Para quem como eu começou a 'beber' Sporting e futebol no princípio e ao longo dos anos 90, a palavra 'Guimarães' tinha / teve / tem / terá sempre um som mais ou menos poderoso. Independentemente do contexto (relação de força entre os clubes época a época), uma deslocação ao D. Afonso Henriques encerrava sempre para os 3 'grandes' uma forte probabilidade de perda de pontos, probabilidade essa superior às muito difíceis deslocações ao Bessa ou aos Barreiros e, para o Sporting, uma recepção ao V. Guimarães traduzia-se invariavelmente num grande jogo de futebol. Guimarães foi / era sinónimo de futebol de qualidade, qualidade subtraída dos 5 ou 6 jogadores tecnicamente muito fortes que as suas equipas (Guimarães) quase-sempre exibiam. Em casa, empurrados pelos adeptos e pela aura 'conquistadora' ou mentalidade de um clube 'obrigado' a vencer, aliavam à qualidade um desejo tão forte que nem grandes equipas Europeias do tempo (anos 90) saíam de Guimarães ilesas. Sem exagero: José Carlos, Pedro Barbosa, Zahovic, Vitor Paneira, Capucho, Gilmar, Milovanović, David Paas e outros confirmam-no.

Em todo o caso, recordo, recordarei, festejar a vitória não do Guimarães mas da equipa de Capucho frente ao Parma como se uma vitória do Sporting se tratasse. Sem menos. Parma de Buffon, Sensini, Baggio, Zola e Chiesa. Grande noite, grande jogo de futebol, na época onde o Vitória venceu o Benfica duas vezes, em Guimarães e na Luz (Vitor Paneira fez um dos golos). Naquele tempo qualquer equipa de matraquilhos vencia o Benfica mas João Vieira Pinto, Michel Preud'Homme ou Bermúdez lembravam-nos que (ainda) estava ali qualquer coisa minimamente temível (à excepção destes 3 era um Benfica no mínimo engraçado ...).
Hoje o Vitória não tem os jogadores que já teve. Os tempos são outros. E o Sporting também regrediu. Nos terrenos pisados por Naybet e Marco Aurélio hoje temos Coates e Semedo, sem desprezo pelos jogadores e pelo carácter internacional das suas carreiras. Não temos Pedro Barbosa nem Ricardo Sá Pinto mas Alan Ruiz e Bruno César, novamente, sem desprezo pelos mencionados. Muito importante, hoje não temos o melhor avançado do mundo em 1995. Temos William, felizmente, onde outrora, típica paisagem porque à beira-mar plantada, havia Oceano.

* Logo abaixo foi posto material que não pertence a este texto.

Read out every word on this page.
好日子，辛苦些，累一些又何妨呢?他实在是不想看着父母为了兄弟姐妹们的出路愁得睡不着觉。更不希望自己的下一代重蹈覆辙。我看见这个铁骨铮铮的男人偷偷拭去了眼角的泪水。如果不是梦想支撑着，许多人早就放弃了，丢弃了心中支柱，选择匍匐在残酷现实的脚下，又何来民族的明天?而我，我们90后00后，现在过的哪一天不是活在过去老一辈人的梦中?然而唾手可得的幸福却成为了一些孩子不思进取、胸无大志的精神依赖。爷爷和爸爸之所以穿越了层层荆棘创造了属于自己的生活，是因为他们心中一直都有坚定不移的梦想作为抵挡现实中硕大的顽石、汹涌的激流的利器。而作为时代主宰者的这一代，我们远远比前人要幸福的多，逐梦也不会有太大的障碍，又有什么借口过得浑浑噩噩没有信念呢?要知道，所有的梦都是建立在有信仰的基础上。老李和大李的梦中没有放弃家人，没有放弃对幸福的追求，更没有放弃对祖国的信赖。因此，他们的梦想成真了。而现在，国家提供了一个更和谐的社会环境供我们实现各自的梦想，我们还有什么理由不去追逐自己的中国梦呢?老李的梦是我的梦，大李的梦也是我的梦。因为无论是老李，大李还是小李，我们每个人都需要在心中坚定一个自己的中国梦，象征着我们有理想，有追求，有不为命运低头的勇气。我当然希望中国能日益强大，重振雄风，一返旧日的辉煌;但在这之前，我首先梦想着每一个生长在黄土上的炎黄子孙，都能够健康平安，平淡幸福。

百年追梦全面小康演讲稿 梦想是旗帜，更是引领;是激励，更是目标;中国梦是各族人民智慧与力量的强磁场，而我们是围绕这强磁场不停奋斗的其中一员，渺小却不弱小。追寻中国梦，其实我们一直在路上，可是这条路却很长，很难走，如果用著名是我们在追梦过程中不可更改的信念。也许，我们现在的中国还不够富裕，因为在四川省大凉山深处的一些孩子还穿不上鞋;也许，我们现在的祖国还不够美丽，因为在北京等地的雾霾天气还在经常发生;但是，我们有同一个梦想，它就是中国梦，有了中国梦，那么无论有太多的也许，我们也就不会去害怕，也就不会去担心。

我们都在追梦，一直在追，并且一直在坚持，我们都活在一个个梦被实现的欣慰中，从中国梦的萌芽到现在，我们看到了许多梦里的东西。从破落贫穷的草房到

Ao nível de jogadores estamos inquestionavelmente mais fracos, por um e só por um motivo: antigamente tínhamos mercado interno. Hoje, temos acumulado de disparates. Por conseguinte, temos muito pouco. E o que temos não nos pertence.

71 jogos para o campeonato no D. Afonso Henriques, 36 vitórias, 14 derrotas.
71 jogos para o campeonato no José Alvalade, 53 vitórias, 7 derrotas.

Cinco mil seiscentos e quarenta golos marcados, onze sofridos e mais logo 3 pontos para o Sporting.

Força Jorge Jesus, o 11 está aqui: Rui Patrício, Bruno Pereirinha, Eric Dier, Tiago Ilori, Jefferson, William, Adrien Silva, André Martins, Marković, Carrillo e Fredy Montero. Bas Dost também poderá alinhar. Já o Vitória jogará com Madureira, José Carlos, Fernando Meira, Arley Álvares, Quim Berto, Pedro Martins, Fredrik Söderström, Zahovic, Paneira, Capucho e Romeu.

O árbitro da partida será Veiga Trigo.